Ah, I see. But that looks up what ports are in use by JRun. The utility I
was referring to does the opposite, telling you what ports are NOT in use,
on the entire system.

But thanks for pointing out the Key Search feature. I'm sure others, like
me, may not have noticed it before.

/charlie

-----Original Message-----
From: Drew Falkman [mailto:[EMAIL PROTECTED]]
Sent: Friday, December 14, 2001 3:37 PM
To: JRun-Talk
Subject: RE: Finding Free Ports


Charles-

The "key search" is a link in the top nav bar of the JMC. This is actually a
great utility as you can look up any key/value pair that is stored in any of
the properties files. The first option (on the JMC I am looking at) is
Commonly Used keys, next to it is a drop-down menu, of which "All ports" is
one option - you can also search "All classpaths". The other option is
entering a "User Defined Key". This allows you to be more selective. Then
you can choose the JRun servers you wish to check for keys on.

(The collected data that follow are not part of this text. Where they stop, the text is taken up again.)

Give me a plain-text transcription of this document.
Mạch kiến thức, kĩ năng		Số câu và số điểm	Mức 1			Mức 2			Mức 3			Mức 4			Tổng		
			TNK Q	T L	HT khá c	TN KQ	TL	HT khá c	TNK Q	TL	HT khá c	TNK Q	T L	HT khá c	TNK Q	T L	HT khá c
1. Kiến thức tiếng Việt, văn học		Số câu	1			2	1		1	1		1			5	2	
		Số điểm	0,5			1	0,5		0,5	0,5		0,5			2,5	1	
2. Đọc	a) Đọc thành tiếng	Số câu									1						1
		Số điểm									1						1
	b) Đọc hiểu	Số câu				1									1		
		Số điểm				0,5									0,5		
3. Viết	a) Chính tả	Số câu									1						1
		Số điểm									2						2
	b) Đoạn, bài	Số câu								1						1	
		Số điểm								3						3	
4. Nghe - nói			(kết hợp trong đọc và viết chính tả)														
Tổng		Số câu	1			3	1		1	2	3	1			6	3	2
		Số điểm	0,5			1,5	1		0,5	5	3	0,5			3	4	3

Unfortunately this doesn't tell you where it was found - which would be
helpful if you wanted to change values, etc. But it will at least tell you
what's going on under the hood.

As far as all JRun's ports, I mean all of the internal/external ports JRun
uses. Each server actually has a few ports that are used as endpoints,
sniffers and whatnot. But these are only the ports that JRun uses - not the
Web server or other software/services.